Unfortunately, the ending remains something of a disappointment, at least in contrast to the rest of the movie, and finishing with something more subtle would have undoubtedly been more memorable and haunting. Still, it's miles better than the horrible sequel that came out earlier this year and well worth checking out.
3. [REC.] - (2007) - Paco Plaza, Jama Balaguero
I usually hate it when reviewers refer to a movie as a "thrill-ride", largely because it's an over-used cliché, not to mention I have an issue with movies being compared to theme park rides. Still, at the risk of sounding a hypocrite, the best way to describe [Rec.] is as a theme park ride.

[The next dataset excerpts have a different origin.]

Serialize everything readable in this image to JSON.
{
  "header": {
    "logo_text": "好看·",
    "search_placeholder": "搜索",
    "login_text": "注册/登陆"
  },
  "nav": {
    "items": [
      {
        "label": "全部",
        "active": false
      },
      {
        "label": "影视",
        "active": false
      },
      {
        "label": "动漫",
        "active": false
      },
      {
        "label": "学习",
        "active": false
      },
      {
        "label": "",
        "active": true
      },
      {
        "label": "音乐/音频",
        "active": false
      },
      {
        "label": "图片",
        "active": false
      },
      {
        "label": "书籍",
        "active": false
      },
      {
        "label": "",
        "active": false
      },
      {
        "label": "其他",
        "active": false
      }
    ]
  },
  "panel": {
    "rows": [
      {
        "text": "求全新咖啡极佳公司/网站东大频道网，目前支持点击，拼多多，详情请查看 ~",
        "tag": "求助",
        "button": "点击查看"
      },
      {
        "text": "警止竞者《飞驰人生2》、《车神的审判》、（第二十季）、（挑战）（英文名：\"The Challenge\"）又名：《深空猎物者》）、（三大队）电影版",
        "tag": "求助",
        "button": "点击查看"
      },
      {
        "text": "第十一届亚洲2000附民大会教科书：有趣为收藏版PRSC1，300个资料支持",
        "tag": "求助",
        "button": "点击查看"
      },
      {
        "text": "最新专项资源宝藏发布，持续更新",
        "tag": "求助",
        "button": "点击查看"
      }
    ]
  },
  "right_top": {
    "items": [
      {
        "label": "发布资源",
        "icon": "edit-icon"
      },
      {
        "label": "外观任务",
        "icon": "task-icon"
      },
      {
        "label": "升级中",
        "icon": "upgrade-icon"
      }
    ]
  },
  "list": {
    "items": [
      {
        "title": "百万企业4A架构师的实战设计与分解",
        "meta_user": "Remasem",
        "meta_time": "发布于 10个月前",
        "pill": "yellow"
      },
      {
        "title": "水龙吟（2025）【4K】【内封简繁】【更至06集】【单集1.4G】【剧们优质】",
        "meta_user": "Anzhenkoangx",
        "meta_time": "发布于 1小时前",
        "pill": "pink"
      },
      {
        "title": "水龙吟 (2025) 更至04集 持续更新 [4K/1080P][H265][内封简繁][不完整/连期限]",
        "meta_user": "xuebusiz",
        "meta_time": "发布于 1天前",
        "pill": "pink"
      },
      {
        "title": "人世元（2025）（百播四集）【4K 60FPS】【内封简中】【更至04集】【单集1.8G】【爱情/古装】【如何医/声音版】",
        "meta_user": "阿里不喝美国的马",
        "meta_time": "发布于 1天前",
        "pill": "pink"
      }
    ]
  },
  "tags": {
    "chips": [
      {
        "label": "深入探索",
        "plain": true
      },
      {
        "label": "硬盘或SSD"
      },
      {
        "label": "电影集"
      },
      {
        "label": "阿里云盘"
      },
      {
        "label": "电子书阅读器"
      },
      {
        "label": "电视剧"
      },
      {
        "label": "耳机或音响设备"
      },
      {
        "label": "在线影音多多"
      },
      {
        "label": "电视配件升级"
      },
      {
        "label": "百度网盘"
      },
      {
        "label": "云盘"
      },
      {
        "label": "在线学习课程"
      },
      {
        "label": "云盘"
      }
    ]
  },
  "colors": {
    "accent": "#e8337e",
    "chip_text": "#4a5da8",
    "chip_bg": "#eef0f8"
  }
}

After the set-up, this is balls to the wall horror all the way, and hardly ever lets up the pace.
Angela Vidal and her cameraman Pablo are filming a fly-on-the-wall documentary about the lives of fire-fighters in Barcelona. Following an emergency call from an apartment block, the fire crew and filmmakers arrive only to end up trapped in a quarantine zone after it turns out one of the tenants is infected with a highly contagious disease. Cue lots of running around and screaming as the infected zombies slowly whittle down the group of survivors.
The pacing works to the films advantage, if it took its foot of the accelerator for a second you'd be able to see the cracks in the movie and it wouldn't be nearly as effective. By constantly cranking up the tension however, you're not given a moments rest from the jump-scares and surprisingly creepy-looking zombies.

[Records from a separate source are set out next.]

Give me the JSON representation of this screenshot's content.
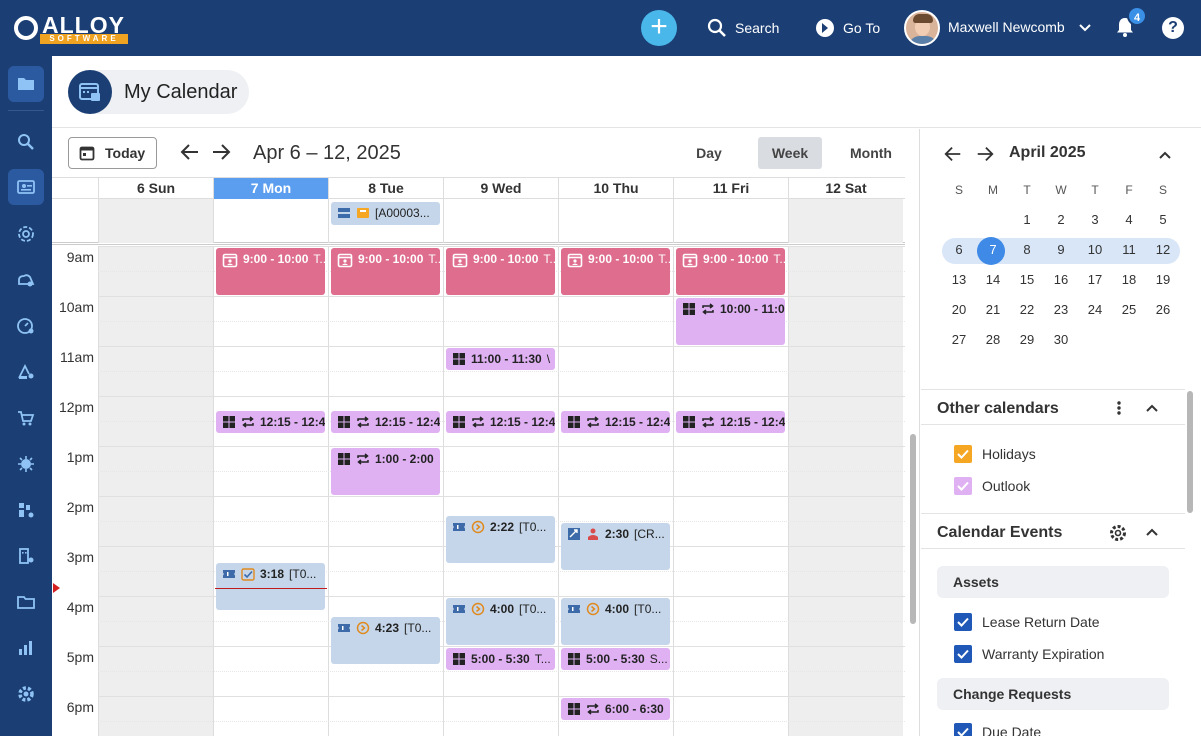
{
  "topbar": {
    "logo_word": "ALLOY",
    "logo_sub": "SOFTWARE",
    "search_label": "Search",
    "goto_label": "Go To",
    "user_name": "Maxwell Newcomb",
    "notifications": "4",
    "help": "?",
    "plus": "+"
  },
  "page": {
    "title": "My Calendar"
  },
  "toolbar": {
    "today_label": "Today",
    "range": "Apr 6 – 12, 2025",
    "views": [
      "Day",
      "Week",
      "Month"
    ],
    "selected_view": "Week"
  },
  "days": [
    {
      "label": "6 Sun"
    },
    {
      "label": "7 Mon"
    },
    {
      "label": "8 Tue"
    },
    {
      "label": "9 Wed"
    },
    {
      "label": "10 Thu"
    },
    {
      "label": "11 Fri"
    },
    {
      "label": "12 Sat"
    }
  ],
  "hours": [
    "9am",
    "10am",
    "11am",
    "12pm",
    "1pm",
    "2pm",
    "3pm",
    "4pm",
    "5pm",
    "6pm"
  ],
  "allday_event": {
    "label": "[A00003..."
  },
  "events": [
    {
      "day": 1,
      "start": "9:00",
      "end": "10:00",
      "color": "pink",
      "icon": "calendar-person",
      "time": "9:00 - 10:00",
      "text": "T..."
    },
    {
      "day": 2,
      "start": "9:00",
      "end": "10:00",
      "color": "pink",
      "icon": "calendar-person",
      "time": "9:00 - 10:00",
      "text": "T..."
    },
    {
      "day": 3,
      "start": "9:00",
      "end": "10:00",
      "color": "pink",
      "icon": "calendar-person",
      "time": "9:00 - 10:00",
      "text": "T..."
    },
    {
      "day": 4,
      "start": "9:00",
      "end": "10:00",
      "color": "pink",
      "icon": "calendar-person",
      "time": "9:00 - 10:00",
      "text": "T..."
    },
    {
      "day": 5,
      "start": "9:00",
      "end": "10:00",
      "color": "pink",
      "icon": "calendar-person",
      "time": "9:00 - 10:00",
      "text": "T..."
    },
    {
      "day": 5,
      "start": "10:00",
      "end": "11:00",
      "color": "violet",
      "icon": "windows-repeat",
      "time": "10:00 - 11:0",
      "text": ""
    },
    {
      "day": 3,
      "start": "11:00",
      "end": "11:30",
      "color": "violet",
      "icon": "windows",
      "time": "11:00 - 11:30",
      "text": "\\"
    },
    {
      "day": 1,
      "start": "12:15",
      "end": "12:45",
      "color": "violet",
      "icon": "windows-repeat",
      "time": "12:15 - 12:4",
      "text": ""
    },
    {
      "day": 2,
      "start": "12:15",
      "end": "12:45",
      "color": "violet",
      "icon": "windows-repeat",
      "time": "12:15 - 12:4",
      "text": ""
    },
    {
      "day": 3,
      "start": "12:15",
      "end": "12:45",
      "color": "violet",
      "icon": "windows-repeat",
      "time": "12:15 - 12:4",
      "text": ""
    },
    {
      "day": 4,
      "start": "12:15",
      "end": "12:45",
      "color": "violet",
      "icon": "windows-repeat",
      "time": "12:15 - 12:4",
      "text": ""
    },
    {
      "day": 5,
      "start": "12:15",
      "end": "12:45",
      "color": "violet",
      "icon": "windows-repeat",
      "time": "12:15 - 12:4",
      "text": ""
    },
    {
      "day": 2,
      "start": "13:00",
      "end": "14:00",
      "color": "violet",
      "icon": "windows-repeat",
      "time": "1:00 - 2:00",
      "text": ""
    },
    {
      "day": 3,
      "start": "14:22",
      "end": "15:22",
      "color": "blue",
      "icon": "ticket-clock",
      "time": "2:22",
      "text": "[T0..."
    },
    {
      "day": 4,
      "start": "14:30",
      "end": "15:30",
      "color": "blue",
      "icon": "change-person",
      "time": "2:30",
      "text": "[CR..."
    },
    {
      "day": 1,
      "start": "15:18",
      "end": "16:18",
      "color": "blue",
      "icon": "ticket-check",
      "time": "3:18",
      "text": "[T0..."
    },
    {
      "day": 3,
      "start": "16:00",
      "end": "17:00",
      "color": "blue",
      "icon": "ticket-clock",
      "time": "4:00",
      "text": "[T0..."
    },
    {
      "day": 4,
      "start": "16:00",
      "end": "17:00",
      "color": "blue",
      "icon": "ticket-clock",
      "time": "4:00",
      "text": "[T0..."
    },
    {
      "day": 2,
      "start": "16:23",
      "end": "17:23",
      "color": "blue",
      "icon": "ticket-clock",
      "time": "4:23",
      "text": "[T0..."
    },
    {
      "day": 3,
      "start": "17:00",
      "end": "17:30",
      "color": "violet",
      "icon": "windows",
      "time": "5:00 - 5:30",
      "text": "T..."
    },
    {
      "day": 4,
      "start": "17:00",
      "end": "17:30",
      "color": "violet",
      "icon": "windows",
      "time": "5:00 - 5:30",
      "text": "S..."
    },
    {
      "day": 4,
      "start": "18:00",
      "end": "18:30",
      "color": "violet",
      "icon": "windows-repeat",
      "time": "6:00 - 6:30",
      "text": ""
    }
  ],
  "now_time": "15:50",
  "mini_calendar": {
    "title": "April 2025",
    "dow": [
      "S",
      "M",
      "T",
      "W",
      "T",
      "F",
      "S"
    ],
    "weeks": [
      [
        "",
        "",
        "1",
        "2",
        "3",
        "4",
        "5"
      ],
      [
        "6",
        "7",
        "8",
        "9",
        "10",
        "11",
        "12"
      ],
      [
        "13",
        "14",
        "15",
        "16",
        "17",
        "18",
        "19"
      ],
      [
        "20",
        "21",
        "22",
        "23",
        "24",
        "25",
        "26"
      ],
      [
        "27",
        "28",
        "29",
        "30",
        "",
        "",
        ""
      ]
    ],
    "today": "7"
  },
  "other_calendars": {
    "title": "Other calendars",
    "items": [
      {
        "label": "Holidays",
        "color": "#f5a623"
      },
      {
        "label": "Outlook",
        "color": "#dfb1f3"
      }
    ]
  },
  "calendar_events": {
    "title": "Calendar Events",
    "groups": [
      {
        "name": "Assets",
        "items": [
          "Lease Return Date",
          "Warranty Expiration"
        ]
      },
      {
        "name": "Change Requests",
        "items": [
          "Due Date"
        ]
      }
    ]
  },
  "colors": {
    "brand": "#1b3f74",
    "accent": "#3f8ae6",
    "pink": "#de6d8e",
    "violet": "#dfb1f3",
    "blue": "#c5d6ea"
  }
}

The film's ending came with a pretty good twist too, which prevented the sequel from simply being a complete rehash. While [Rec.] remains a great movie, avoid the American remake Quarantine, which axed the Spanish version's twist and had much weaker acting. Stick with the original and enjoy the scares.
4. The Bay - (2012) - Barry Levinson
The director responsible for Rain Man might seem like an odd choice for a horror flick, but Barry Levinson showed that he had the chops to creep people out with last years The Bay.
The best horror is usually based somewhat in real-life and in The Bay's case, it takes the already creepy Cymothoa exigua and explores what would happen if a bunch of them mutated and decided to infect humans. Moving between various groups of people, we get to see the seaside town slowly descend into panic as the mutated crustaceans begin to spread.
The Bay could easily have ended up being ridiculously hammy but by keeping things low-key and reserved for most of the movie, Levinson manages to freak out the audience much more.
5. Lake Mungo - (2010)- Joel Anderson
Don't search this on YouTube! The second video that comes up has a thumbnail that completely ruins a part of the movie. Right, with that warning over, if there's one film you decide to check out from this list, make it Lake Mungo.
Set-up as a mock-documentary, Lake Mungo investigates the death of fifteen year old Alice Palmer after her body is discovered drowned in a nearby lake. Her family, wrought with grief, soon find themselves experiencing strange circumstances in their home. It sounds like your typical ghost movie, but it really isn't. It's as much an exploration of one family's grief after the loss of a family member as it is a horror film.
Having said that, it's still a terrifying movie. Found-footage films tend to rely on shock for their effect (just see [Rec.]), Lake Mungo subverts this by instead making you feel uneasy and really getting under your skin. The pacing is perfect, with numerous twists throughout its runtime. The ending will just leave you cold with how simple, but so darn terrifying it is.
Fortunately, this movie is now much easier to get a hold of. Several years ago there wasn't even a Region 2 version so you had to get hold of an import. Now though it's seen several releases, so there's no excuse not to have checked out this independent Australian gem.